Birgivî’ye göre, toplumun ıslahı ancak her bireyin kendisini Kur’an ve sünnet ölçülerine göre kötü huylardan arındırıp güzel huylarla donatması halinde mümkün olacaktır. İlmî ya da edebî endişelerden ziyade bu ideali gerçekleştirmek amacıyla kaleme alındığı anlaşılan eserde Birgivî’nin, dile getirdiği görüşleri naslara dayandırmaya dikkat ettiği ve çok sayıda âyetin yanı sıra yaklaşık 775 hadîs-i şerife yer verdiği görülmektedir. Kütüb-i Sitte rivayetlerinin yoğun bir şekilde kullanıldığı eserde, İmam Mâlik’in el-Muvaṭṭaʾından, İbn Hacer el-Askalânî’nin Fetḥu’l-bârî’sine kadar otuz iki hadis kitabına müracaat edilmiştir. Hadis kaynaklarına rumuzlarla işaret eden ve kitabın başında bu rumuzların listesini veren müellif, hadislerin senedini vermeyip sadece sahâbî râvinin adını kaydetmekle yetinmiştir. Eserde yer alan rivayetlerin üçte biri zayıf olarak nitelenen hadislerdir. Nitekim eserin Kadızâdeliler tarafından çok fazla öne çıkarılmasına tepki olarak kaleme aldıkları eserlerinde Kürd Molla lakaplı Mehmed Efendi ile Bayram Paşa İmamı veya Tatar İmam lakaplı Ali Efendi aslında kıymetli bir eser olarak kabul ettikleri eṭ-Ṭarîḳatü’l-Muḥammediyye’yi genel olarak hadis kullanım usulü, özellikle de içerdiği zayıf ve mevzû hadisler sebebiyle tenkit etmişler ve bu sebeple Kadızâdeliler’in şikâyeti üzerine takibata uğramışlardır (Martı, et-Tarîkatü’l-Muhammediyye, s. 19-114, 157-163; a.mlf., Osmanlı’da Bir Dâru’l-Hadîs Şeyhi, s. 130-156; ayrıca bk. KADIZÂDELİLER).

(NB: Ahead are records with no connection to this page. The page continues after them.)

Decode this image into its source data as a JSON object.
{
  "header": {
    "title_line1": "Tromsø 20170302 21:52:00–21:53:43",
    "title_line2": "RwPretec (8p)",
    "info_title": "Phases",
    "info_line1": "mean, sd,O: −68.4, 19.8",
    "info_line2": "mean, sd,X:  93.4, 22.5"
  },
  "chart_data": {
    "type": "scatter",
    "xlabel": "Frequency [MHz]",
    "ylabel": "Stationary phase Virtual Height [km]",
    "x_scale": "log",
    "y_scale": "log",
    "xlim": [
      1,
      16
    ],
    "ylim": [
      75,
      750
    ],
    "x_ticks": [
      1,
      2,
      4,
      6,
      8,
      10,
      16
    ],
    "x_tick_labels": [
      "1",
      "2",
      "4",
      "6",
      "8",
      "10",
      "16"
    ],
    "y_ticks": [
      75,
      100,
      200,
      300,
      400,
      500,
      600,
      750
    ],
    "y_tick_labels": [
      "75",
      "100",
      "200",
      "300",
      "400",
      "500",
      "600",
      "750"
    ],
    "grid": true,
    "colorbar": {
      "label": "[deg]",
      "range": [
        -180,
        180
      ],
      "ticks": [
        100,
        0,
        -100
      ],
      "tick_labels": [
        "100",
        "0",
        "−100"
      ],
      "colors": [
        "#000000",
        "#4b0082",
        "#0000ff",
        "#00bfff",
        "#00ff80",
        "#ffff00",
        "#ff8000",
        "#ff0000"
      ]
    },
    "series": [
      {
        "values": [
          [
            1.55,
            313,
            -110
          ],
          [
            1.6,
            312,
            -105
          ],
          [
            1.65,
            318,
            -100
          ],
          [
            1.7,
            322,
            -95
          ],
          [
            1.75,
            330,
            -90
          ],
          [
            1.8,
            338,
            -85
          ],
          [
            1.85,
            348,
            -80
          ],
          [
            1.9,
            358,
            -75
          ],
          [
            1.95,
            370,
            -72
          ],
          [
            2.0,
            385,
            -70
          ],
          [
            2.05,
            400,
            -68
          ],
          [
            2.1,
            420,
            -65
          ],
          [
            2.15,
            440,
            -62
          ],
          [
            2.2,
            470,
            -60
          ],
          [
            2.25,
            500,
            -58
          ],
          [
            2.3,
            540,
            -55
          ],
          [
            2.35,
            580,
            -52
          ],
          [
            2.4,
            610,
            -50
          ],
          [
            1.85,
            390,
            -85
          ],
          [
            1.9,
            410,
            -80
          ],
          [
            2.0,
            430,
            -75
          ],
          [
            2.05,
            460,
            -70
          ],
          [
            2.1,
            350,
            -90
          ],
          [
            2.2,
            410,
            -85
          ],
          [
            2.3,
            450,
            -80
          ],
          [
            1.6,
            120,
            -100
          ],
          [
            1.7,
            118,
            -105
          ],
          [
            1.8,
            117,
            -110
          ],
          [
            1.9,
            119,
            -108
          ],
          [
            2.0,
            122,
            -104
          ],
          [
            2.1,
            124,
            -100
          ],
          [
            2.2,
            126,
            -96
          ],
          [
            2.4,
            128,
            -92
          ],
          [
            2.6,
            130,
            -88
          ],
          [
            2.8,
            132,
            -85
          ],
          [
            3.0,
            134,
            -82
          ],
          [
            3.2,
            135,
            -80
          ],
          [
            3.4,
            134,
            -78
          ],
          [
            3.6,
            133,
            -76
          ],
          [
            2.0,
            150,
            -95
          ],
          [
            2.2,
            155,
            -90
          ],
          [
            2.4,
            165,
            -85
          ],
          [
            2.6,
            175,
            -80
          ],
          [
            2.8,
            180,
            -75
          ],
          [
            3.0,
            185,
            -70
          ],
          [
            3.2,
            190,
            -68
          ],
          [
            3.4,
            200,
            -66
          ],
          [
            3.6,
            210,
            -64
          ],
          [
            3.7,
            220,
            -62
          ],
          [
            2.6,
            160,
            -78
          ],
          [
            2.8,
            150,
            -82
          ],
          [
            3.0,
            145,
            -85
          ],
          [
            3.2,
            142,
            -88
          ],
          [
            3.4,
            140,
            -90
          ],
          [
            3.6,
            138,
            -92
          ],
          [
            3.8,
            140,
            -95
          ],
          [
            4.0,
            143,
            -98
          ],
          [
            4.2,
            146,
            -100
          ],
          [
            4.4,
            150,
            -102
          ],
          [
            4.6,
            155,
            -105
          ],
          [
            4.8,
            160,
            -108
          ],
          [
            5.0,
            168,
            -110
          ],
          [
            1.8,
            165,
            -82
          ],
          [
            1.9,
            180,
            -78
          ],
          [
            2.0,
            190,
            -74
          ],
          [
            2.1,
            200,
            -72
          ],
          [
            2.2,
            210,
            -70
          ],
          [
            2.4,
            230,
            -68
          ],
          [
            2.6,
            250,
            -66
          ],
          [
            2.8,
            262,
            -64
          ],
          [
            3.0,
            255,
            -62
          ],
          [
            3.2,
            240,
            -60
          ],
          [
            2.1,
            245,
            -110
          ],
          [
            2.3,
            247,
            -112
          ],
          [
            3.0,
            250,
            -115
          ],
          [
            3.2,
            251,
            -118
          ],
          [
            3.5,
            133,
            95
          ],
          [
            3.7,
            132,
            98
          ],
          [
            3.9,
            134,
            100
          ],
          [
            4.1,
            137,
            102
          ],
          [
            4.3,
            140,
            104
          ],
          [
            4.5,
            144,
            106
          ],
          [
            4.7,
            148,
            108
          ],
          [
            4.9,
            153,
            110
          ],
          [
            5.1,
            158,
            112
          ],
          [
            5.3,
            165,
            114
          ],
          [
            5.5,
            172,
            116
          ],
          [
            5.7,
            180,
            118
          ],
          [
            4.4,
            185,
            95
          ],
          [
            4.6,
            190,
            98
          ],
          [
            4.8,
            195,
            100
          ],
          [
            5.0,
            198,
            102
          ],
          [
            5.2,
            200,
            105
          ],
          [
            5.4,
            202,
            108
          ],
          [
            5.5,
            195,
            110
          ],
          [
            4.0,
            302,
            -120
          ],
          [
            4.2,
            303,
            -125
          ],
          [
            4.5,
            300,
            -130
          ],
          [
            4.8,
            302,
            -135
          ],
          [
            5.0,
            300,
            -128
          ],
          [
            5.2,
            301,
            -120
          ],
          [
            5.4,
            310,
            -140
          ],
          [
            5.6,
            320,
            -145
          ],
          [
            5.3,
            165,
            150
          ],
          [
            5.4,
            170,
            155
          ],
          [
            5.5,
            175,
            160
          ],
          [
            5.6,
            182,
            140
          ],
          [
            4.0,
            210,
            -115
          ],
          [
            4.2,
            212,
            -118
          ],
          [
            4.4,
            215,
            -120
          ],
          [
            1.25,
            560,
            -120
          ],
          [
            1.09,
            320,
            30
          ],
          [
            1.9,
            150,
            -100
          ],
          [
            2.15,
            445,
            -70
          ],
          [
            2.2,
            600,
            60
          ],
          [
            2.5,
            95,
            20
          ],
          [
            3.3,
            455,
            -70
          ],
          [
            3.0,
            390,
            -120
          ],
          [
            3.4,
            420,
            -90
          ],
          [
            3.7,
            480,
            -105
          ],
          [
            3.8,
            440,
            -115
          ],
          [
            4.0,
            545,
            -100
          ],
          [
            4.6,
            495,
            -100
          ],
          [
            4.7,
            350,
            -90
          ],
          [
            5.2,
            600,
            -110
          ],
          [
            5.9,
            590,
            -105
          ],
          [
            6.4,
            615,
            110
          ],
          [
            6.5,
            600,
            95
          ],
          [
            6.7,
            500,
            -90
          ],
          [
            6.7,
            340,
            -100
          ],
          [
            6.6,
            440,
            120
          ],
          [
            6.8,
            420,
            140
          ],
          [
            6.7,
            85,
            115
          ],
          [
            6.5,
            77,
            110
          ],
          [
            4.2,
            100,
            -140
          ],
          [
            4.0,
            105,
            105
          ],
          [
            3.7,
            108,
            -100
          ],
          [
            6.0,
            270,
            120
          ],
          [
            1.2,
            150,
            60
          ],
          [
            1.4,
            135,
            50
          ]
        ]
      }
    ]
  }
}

Eserin kaynaklarının başında Gazzâlî’nin İḥyâʾü ʿulûmi’d-dîn’ini saymak gerekir. Ayrıca fikrî arka planını ağırlıklı olarak Hanefî fukahasına borçlu olan Birgivî, bir ahlâk kitabı olmasına rağmen eṭ-Ṭarîḳatü’l-Muḥammediyye’de çok sayıda fıkhî meseleye yer vermiş, fıkhî konularda el-Fetâva’l-Ḫâniyye (Kādîhan), el-Fetâva’t-Tatarḫâniyye ve Ḫulâṣatü’l-fetâvâ gibi fetva mecmuaları başta olmak üzere Hanefî mezhebine ait otuz fıkıh kitabından iktibasta bulunulmuştur. Eserde yararlanılan tasavvuf ve ahlâk kitapları arasında Ebü’l-Leys es-Semerkandî’nin Bustânü’l-ʿârifîn ve Tenbîhü’l-ġāfilîn adlı eserleriyle Abdülkerîm el-Kuşeyrî’nin er-Risâle’si dikkat çekmektedir.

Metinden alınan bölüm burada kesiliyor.